As we’ve reported here earlier, Bill Gates has deemed it time for a new toilet. For the last couple days, teams of engineers and designers from around the world arrived in Seattle to show off their best designs for the honey bucket of the future, competing against one another to see how they handled solid waste. Don’t worry, you guys, it’s all soy-based gunk — it’s just supposed to look a lot like poop, a goal at which it succeeds admirably. Participants in the Reinvent the Toilet Challenge, needed to meet several criteria set by the Bill & Melinda Gates Foundation, which is throwing its philanthropic weight (read: millions of dollars of cash money grants) behind the project in the hopes of creating a functioning off-the-grid sanitation system for the developing world.
The perfect future toilet needs to operate without electric power or running water, and it can’t cost more than five cents a day to run it. Bonus points if it can capture energy or recycle waste into something useful in the process. Potty humor aside, this is actually a pretty noble endeavor that has the potential to save a lot of lives. Millions of people worldwide die every year from mostly preventable diseases due to not having adequate means of sanitation or waste disposal. Potty humor not aside, here are some really interesting new toilet designs that we feel you should be made aware of.
No. 1 | Caltech
Caltech's toilet is number one when it comes to managing number two, taking first prize at the Reinventing the Toilet challenge. It uses a solar powered electrochemical reactor to break waste down into fertilizer and hydrogen that is stored in fuel cells. It also recycles and stores water waste, which can be used to flush the toilet or to irrigate crops.
No. 2 | Loughbourough University
Loughbourough University's second prize toilet turns fecal matter into a highly combustible sludge. That sludge, when burned, powers a filtering process that recovers usable water and salts from waste.
No. 3 | University of Toronto
Solid waste is pushed through a series of rollers in the University of Toronto's third place toilet design. The resulting flat patties are then sterilized in a smolder chamber, while water is recovered from urine through a sand filter and UV light purification process.
No. 4 | Delft University
This toilet prototype from Delft University in the Netherlands uses microwave technology to dry out waste and convert it into hydrogen and carbon monoxide. Those gasses then power a fuel cell and produce electricity.
No. 5 | Stanford University
This next-generation toilet from Stanford University pyrolyzes waste, decomposing it at a high temperatures without oxygen to sterilize it.

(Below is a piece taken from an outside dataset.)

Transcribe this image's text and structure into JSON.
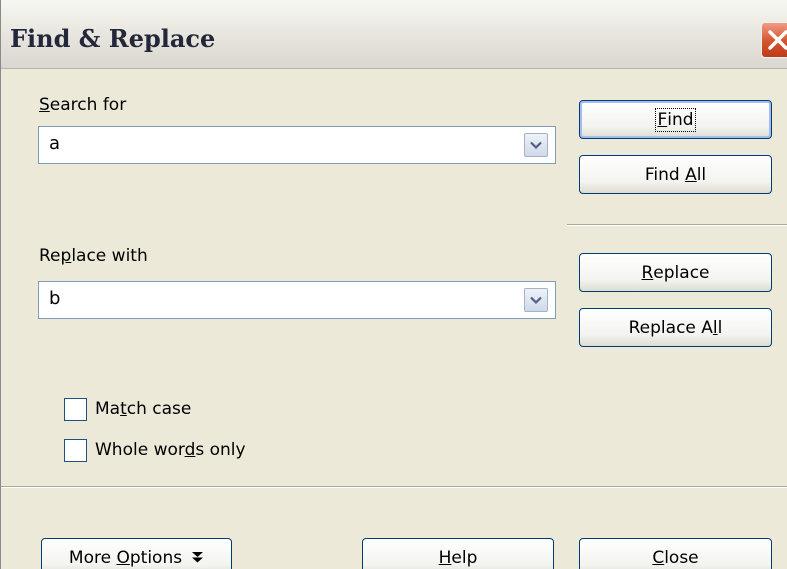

And the resulting biological charcoal can be used as a low-cost fertilizer.
No. 6 | University of Kwazulu-Natal
The University of Kwazulu-Natal's toilet design burns waste solids while rerouting urine to storage tank where it is decontaminated, purified and repurposed for flushing and hand-washing.
No. 7 | National University of Singapore
The National University of Singapore's entry into the toilet fray serves up to 6 households at a time, separating and collecting waste through pneumatic delivery systems.
No. 8 | Eawag University
Powered by a foot pedal and using just a liter of water per flush, the Diversion toilet from Switzerland's Eawag University separates water waste from solid waste, and can clean and recycle the water through electrolysis. It also came away with a special prize for outstanding design of a toilet user interface, which has to be a first.